Locums Retirement Planning

Doctor checking health of piggy bank savings
Cross Country Locums
October 16, 2020 17:18 PM (GMT-04:00)
Provider Tips
Life moves fast. That’s why it’s critical to plan for retirement now – especially when you’re a locums physician or advanced practice provider.
When you choose the locums lifestyle, you can enjoy practice autonomy, competitive compensation, and a flexible schedule. You can care for patient populations who need you most. You can even pair work with travel and see the country as you work. In return, however, you must take the reins when it comes to specific financial tasks like paying quarterly taxes—and like setting yourself up for a comfortable retirement. 

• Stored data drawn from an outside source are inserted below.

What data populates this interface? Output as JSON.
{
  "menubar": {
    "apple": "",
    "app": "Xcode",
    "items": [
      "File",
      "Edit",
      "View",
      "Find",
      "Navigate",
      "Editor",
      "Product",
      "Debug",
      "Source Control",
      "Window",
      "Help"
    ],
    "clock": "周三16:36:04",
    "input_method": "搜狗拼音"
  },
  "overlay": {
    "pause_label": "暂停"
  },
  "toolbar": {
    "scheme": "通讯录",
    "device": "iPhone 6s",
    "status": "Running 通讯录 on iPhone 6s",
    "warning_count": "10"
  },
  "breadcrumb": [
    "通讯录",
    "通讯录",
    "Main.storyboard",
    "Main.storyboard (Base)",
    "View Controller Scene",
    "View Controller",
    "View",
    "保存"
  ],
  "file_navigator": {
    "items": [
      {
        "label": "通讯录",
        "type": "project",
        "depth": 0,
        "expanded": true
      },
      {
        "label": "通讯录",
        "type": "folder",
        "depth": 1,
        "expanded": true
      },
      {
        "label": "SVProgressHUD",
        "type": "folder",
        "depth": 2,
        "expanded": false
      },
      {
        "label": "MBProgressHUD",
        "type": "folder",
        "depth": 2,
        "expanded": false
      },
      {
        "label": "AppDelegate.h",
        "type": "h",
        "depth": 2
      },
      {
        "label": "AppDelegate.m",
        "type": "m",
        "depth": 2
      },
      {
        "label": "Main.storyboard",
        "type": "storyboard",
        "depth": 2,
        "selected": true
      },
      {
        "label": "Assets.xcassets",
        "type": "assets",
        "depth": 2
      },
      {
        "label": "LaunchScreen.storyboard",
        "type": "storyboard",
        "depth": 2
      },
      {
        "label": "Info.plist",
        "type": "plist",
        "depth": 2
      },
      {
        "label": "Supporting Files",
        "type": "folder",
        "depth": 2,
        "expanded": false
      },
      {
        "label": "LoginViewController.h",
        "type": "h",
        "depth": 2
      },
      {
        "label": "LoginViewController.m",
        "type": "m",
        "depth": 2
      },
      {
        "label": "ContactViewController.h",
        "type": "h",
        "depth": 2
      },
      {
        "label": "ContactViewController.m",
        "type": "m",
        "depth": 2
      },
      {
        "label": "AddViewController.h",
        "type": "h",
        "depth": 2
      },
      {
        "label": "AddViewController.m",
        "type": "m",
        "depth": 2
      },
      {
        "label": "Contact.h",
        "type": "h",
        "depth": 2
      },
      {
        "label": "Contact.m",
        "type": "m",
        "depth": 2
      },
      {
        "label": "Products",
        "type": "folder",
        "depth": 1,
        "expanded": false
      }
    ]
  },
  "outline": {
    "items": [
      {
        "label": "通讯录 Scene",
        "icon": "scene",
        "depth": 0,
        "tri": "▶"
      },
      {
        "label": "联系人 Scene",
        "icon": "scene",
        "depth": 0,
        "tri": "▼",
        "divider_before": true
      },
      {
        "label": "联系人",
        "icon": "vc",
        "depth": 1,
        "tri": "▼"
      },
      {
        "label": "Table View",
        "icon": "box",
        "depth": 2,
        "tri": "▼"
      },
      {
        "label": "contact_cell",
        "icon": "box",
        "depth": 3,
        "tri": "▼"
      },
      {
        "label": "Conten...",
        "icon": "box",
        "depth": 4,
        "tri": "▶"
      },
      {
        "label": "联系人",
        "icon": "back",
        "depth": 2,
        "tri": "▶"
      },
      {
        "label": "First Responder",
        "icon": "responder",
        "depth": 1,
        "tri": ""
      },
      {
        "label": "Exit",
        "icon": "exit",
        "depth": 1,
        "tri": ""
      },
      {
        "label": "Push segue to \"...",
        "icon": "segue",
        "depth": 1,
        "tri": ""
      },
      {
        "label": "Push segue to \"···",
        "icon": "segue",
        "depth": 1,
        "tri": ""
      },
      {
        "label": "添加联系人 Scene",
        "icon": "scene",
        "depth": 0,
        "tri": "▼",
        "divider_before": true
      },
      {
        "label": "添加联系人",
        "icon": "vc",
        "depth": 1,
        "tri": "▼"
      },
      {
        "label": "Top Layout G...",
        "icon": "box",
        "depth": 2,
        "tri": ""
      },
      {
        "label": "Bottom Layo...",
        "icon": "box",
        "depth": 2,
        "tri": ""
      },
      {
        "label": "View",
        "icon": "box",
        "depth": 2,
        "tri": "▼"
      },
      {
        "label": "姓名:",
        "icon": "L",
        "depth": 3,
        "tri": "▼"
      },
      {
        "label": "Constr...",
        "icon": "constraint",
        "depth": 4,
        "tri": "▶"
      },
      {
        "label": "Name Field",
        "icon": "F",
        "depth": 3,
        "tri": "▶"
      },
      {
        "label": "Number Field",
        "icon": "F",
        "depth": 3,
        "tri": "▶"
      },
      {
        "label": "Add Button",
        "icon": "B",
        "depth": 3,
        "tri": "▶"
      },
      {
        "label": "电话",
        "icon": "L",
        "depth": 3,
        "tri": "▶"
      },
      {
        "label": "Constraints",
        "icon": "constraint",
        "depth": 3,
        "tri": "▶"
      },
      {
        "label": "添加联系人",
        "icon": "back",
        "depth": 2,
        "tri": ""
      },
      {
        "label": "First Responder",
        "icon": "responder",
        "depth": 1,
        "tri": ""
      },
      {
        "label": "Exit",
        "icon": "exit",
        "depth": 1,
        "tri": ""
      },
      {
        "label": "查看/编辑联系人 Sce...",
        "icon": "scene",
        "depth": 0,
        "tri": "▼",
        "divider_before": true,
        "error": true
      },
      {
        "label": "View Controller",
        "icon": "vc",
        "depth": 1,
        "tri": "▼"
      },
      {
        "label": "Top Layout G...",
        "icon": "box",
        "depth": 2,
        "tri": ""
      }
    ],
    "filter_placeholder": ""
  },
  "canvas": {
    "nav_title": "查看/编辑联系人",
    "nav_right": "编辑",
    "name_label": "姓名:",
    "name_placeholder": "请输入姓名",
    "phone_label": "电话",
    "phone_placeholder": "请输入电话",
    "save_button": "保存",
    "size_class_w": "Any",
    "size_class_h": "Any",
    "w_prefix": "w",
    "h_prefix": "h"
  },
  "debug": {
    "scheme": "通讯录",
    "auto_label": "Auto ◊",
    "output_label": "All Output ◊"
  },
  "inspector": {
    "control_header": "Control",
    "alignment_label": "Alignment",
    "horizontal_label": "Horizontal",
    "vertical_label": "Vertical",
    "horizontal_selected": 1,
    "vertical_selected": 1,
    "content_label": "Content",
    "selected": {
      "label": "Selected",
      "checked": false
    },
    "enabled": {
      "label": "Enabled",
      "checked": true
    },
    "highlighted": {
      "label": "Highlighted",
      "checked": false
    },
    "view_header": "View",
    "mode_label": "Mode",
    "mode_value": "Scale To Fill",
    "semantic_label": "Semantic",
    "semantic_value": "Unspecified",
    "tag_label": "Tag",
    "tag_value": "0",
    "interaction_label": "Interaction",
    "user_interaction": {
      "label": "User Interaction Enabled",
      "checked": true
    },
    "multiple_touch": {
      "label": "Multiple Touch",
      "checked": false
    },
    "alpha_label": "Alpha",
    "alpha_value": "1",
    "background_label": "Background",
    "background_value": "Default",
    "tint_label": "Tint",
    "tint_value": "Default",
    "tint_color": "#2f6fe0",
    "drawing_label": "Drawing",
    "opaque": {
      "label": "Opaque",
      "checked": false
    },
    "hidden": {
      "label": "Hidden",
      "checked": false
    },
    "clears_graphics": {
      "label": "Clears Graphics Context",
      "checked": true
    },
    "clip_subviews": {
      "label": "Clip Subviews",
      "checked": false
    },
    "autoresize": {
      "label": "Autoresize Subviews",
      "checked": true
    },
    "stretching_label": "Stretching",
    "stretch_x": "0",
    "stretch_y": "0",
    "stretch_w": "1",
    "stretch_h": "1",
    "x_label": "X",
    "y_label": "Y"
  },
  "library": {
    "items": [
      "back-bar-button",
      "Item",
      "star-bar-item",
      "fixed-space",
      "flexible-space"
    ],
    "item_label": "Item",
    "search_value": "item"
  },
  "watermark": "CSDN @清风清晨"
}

Locums Retirement Planning Tips

While planning for your retirement may take a bit of time now, you’ll find the investment is worthwhile. Here are some tips for building wealth over the long term as a locum tenens provider.
  1. Work with a financial planner. First things first: hire help. Make it easy on yourself and outsource your financial planning. Partner with an experienced professional who specializes in advising clinicians. If you ask other locums in your network for referrals, you may discover a financial planner who advises locums tenens independent contractors. A financial planner can help you determine how much you will need to retire comfortably, what you should be saving now, and which retirement savings accounts are best for your situation. They can also advise on college savings for kids, insurance, and tax and estate planning.
  2. Set up retirement accounts. Permanent providers who are employees of public or private healthcare organizations may have access to government- or employer-sponsored retirement plans such as 401(k)s or pension plans. Locums providers, on the other hand (especially those who are independent contractors), must use alternative means to save for retirement, and setting these up may take some time. Ask your financial advisor about your options, which may include tax-advantaged investment accounts such as SEP-IRA, Roth IRA, Back-Door Roth IRA, Traditional IRA, Defined Benefit Plan, or Solo 401(k). There are also other ways to set aside money and reduce your tax burden, including Health Savings Accounts and 529 College Savings Plans.
  3. Save, save, save. Seasoned providers can appreciate the importance of savings as retirement gets closer and closer. For newer professionals, however, it may be harder to envisage retirement ever arriving, and the temptation to splurge may overcome the goal to save. However, taking the initial time to set up retirement savings accounts with the help of a financial advisor and then setting up periodic withdrawals to make retirement contributions will pay great dividends. That way, the emotional component is removed from the equation – and savings becomes automatic.
  4. Pay down debt. Paying off college and med school loans quickly can translate to significant savings over the long run—money you could be packing into retirement investments, which could be earning dividends and growing in value over the long run. If possible, avoid postponing student loan payments because interest accrued during deferment or forbearance can come back to bite you. It can add up fast! If feel burdened by school loans or want to streamline your process for paying them back, consider income-driven repayment options, loan forgiveness programs, consolidation, or refinancing. 
Take time to plan for your retirement. That way, you’ll be able to focus on enjoying your experience as a locum tenens provider now, and you’ll be set up for financial success so you can comfortably retire and fully relax in the future.